The poor job market in Northwestern Ontario also means students who are pursuing their education elsewhere have a strong incentive to stay in those communities and away from home during the summer months.
This situation is clearly not good for students, their families, and the economic development of the region. But thankfully, the Canada Summer Jobs Program again will be investing locally to create new work opportunities for students from our region.
There’s no question the key to the future economic development of our region is to retain our best and brightest youth, and to give them the chance to study, work, and reach for their dreams here at home.
As such, I was happy to recently announce this year’s Canada Summer Jobs allotment of more than $279,000 for the riding of Thunder Bay-Rainy River.
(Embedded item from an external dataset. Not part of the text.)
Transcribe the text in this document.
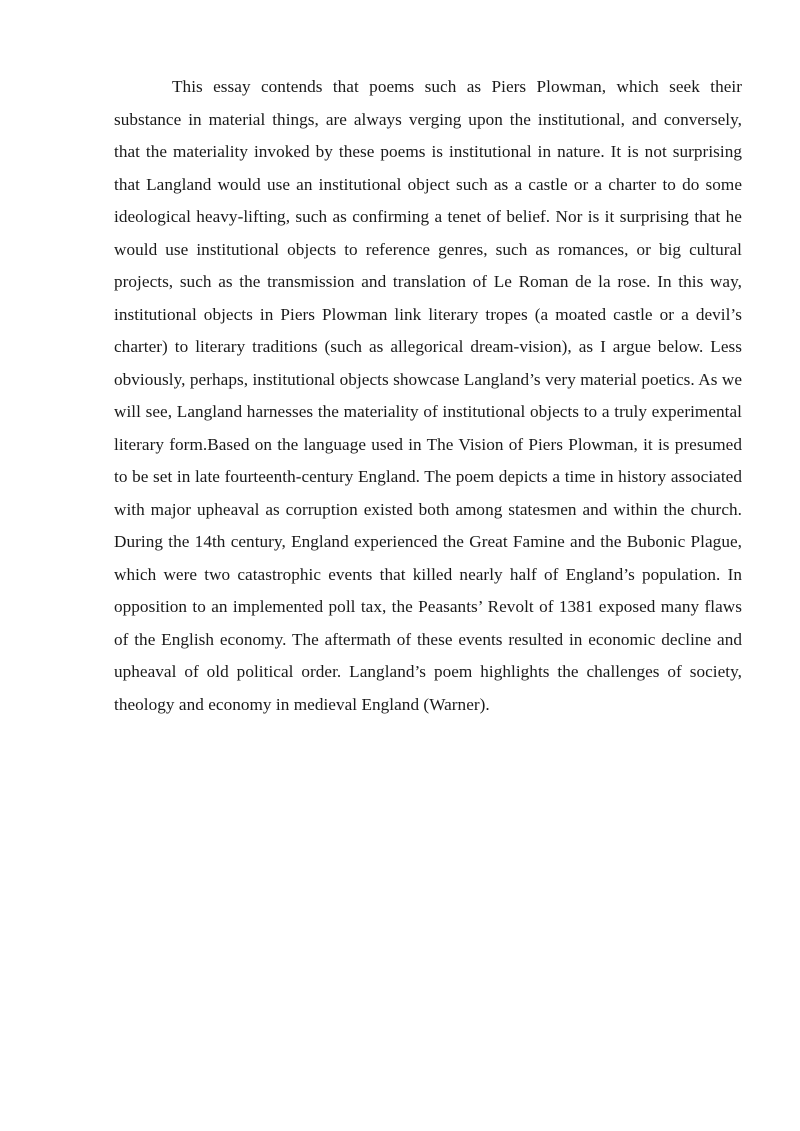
This essay contends that poems such as Piers Plowman, which seek their substance in material things, are always verging upon the institutional, and conversely, that the materiality invoked by these poems is institutional in nature. It is not surprising that Langland would use an institutional object such as a castle or a charter to do some ideological heavy-lifting, such as confirming a tenet of belief. Nor is it surprising that he would use institutional objects to reference genres, such as romances, or big cultural projects, such as the transmission and translation of Le Roman de la rose. In this way, institutional objects in Piers Plowman link literary tropes (a moated castle or a devil’s charter) to literary traditions (such as allegorical dream-vision), as I argue below. Less obviously, perhaps, institutional objects showcase Langland’s very material poetics. As we will see, Langland harnesses the materiality of institutional objects to a truly experimental literary form.Based on the language used in The Vision of Piers Plowman, it is presumed to be set in late fourteenth-century England. The poem depicts a time in history associated with major upheaval as corruption existed both among statesmen and within the church. During the 14th century, England experienced the Great Famine and the Bubonic Plague, which were two catastrophic events that killed nearly half of England’s population. In opposition to an implemented poll tax, the Peasants’ Revolt of 1381 exposed many flaws of the English economy. The aftermath of these events resulted in economic decline and upheaval of old political order. Langland’s poem highlights the challenges of society, theology and economy in medieval England (Warner).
For those who are unfamiliar with the program, Canada Summer Jobs is a long-standing federal government program that funds the creation of summer jobs with community groups, small businesses, organizations, and municipalities for full-time students aged 15-30.
With this year’s funding for the riding of Thunder Bay-Rainy River, more than 100 jobs will be created in 60 different projects across our riding.
Many projects in large communities like Thunder Bay, Atikokan, Fort Frances, and Rainy River will receive funding, but several new jobs also will be created and in smaller communities like Emo, Stratton, Morson, Barwick, Upsala, Neebing, Oliver-Paipoonge, and Kakabeka Falls, among others.
Students in these communities will have the chance to earn money and gain experience working in a number of sectors of the local economy, including front-line health care, tourism, recreation, and local government and the public service.
I’m quite happy to see so many communities, large and small, will receive funding and have the chance to give their youth the opportunity to stay or return home, gain professional experience, and earn money to help further their studies.
I want to thank the staff of Service Canada for all their hard work and care in administering this program. Thanks to their work, more than 100 students in Thunder Bay-Rainy River will have a chance to further their studies and gain real life work experience that they may not have otherwise had.
I wish all students a great summer, and next year I look forward to helping create more opportunities for more students across Northwestern Ontario.